During that week my son came home over the holiday break and I walked him through it as well. While he didn’t ask for the information, he said it helped him understand that I had thought through a financial strategy and that he shouldn’t worry. I have to say, I was surprised by his comments because in my head I was like...dude, I figured out how to get myself to college when statistically speaking my upbringing has me in a gutter somewhere, I built a career AND raised two kids at the same time, I provided a nice neighborhood, I paid for college for you guys...how is it possible that you can think that this boat plan hadn’t been WELL THOUGHT OUT?!?
Cut back to the lunch with my daughter, given the way she had spoken to me what I realized is they had come up with a belief in their head, that this boat plan was some random impulse with no real plan. I do think it would have been different if they had been living with me, but they were out of the house now, living their own day to day.
Upon deeper reflection as I write this blog, I have to remind myself that what makes the cruising plan so random to my family is how completely out of character it is for someone like me. I think that’s what they were struggling with. Someone like me who they see as a pillar of stability through what they perceive as being monumental phases of change in their life, suddenly doing a 180 after they are gone, tossing my life up in the air. To them, the whole thing as random.
What business has taught me is that to take teams through large scale business transformations, you have to bring people along and make them part of the change, but I wasn’t doing this in my personal life...like at all. I was leaving them out so there was a lag, they were miles behind where we were.
As I was so busy with prepping the house, packing, moving and working, I had completely forgotten to bring them along. It was not intentional and it is hard when they aren’t around much and when you talk on the phone maybe once a week if I’m lucky. I want to hear about what they are doing and listen to what’s going on in their lives so bringing up cruising topics just seems so out of the blue and self-centered.
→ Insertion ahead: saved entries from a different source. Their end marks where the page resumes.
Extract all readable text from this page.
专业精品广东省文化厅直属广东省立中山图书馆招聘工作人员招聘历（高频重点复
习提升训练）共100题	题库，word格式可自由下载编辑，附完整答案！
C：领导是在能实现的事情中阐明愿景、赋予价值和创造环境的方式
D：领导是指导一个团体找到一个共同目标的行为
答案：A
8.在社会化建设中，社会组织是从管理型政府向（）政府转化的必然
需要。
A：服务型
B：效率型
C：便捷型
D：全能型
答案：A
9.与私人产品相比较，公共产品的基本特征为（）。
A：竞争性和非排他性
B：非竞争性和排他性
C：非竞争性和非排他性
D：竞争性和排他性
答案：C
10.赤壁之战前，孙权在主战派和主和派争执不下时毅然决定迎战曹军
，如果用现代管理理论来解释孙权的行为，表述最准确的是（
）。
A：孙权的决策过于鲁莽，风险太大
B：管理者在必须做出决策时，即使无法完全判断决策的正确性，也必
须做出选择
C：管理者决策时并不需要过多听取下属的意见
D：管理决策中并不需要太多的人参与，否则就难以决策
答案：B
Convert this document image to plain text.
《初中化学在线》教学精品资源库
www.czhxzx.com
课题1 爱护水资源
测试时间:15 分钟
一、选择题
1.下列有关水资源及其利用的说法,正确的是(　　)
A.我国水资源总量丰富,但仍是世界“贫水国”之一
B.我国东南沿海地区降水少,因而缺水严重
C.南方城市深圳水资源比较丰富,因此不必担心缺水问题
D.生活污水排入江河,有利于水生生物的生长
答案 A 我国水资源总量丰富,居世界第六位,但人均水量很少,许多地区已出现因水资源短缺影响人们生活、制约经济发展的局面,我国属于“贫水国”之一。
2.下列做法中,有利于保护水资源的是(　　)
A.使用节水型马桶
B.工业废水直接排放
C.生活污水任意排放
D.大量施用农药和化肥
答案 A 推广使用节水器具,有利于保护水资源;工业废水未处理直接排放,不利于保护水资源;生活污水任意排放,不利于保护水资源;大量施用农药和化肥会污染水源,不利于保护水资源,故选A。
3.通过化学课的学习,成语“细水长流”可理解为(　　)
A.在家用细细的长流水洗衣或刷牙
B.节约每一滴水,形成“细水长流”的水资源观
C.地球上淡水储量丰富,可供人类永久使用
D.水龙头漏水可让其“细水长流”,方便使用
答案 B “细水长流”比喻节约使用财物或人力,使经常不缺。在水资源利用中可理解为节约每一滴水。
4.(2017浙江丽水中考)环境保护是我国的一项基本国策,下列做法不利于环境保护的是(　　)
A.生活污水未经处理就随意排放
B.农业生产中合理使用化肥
Why was I leaving them out, I think the reason was because I wanted to shelter them from the worry, I mean, I’m learning as I go along too. The biggest part of building this boat plan is being thoughtful about a risk management (also another future topic), so if my kids ask me questions like, what happens if someone gets seriously injured, or what if you hit a container? or how do you avoid unpredicted and increasingly stronger storms off-season? These are all kind of scary questions that I don’t want my kids asking me until I have good answers. But keeping them out of the details was backfiring and it all bubbled up with the sale of the house, because this had an emotional impact where everything surfaced.
As with most aspects of parenting and making a life transition as an empty nester, I’m a rookie at all this, making stuff up as I go, trying my best to figure out the right balance of protecting my adult kids from worry but also giving them enough information so they are mentally in the right place when we cast off. There’s a huge gap when your waking thoughts are about sailing and boaty things, and your kids’ who quite literally think it’s a mission to Mars with no return trip.
So here’s the lesson I learned with the sale of the house. You don’t set out to make a big change without anticipating what the road will look like getting there. Change has curves, and you have to be ready for them. While I was good at anticipating risk at work, risk in sailing, risk in selling the house, I didn’t at all think about the risk of not properly bringing my kids along the change curve.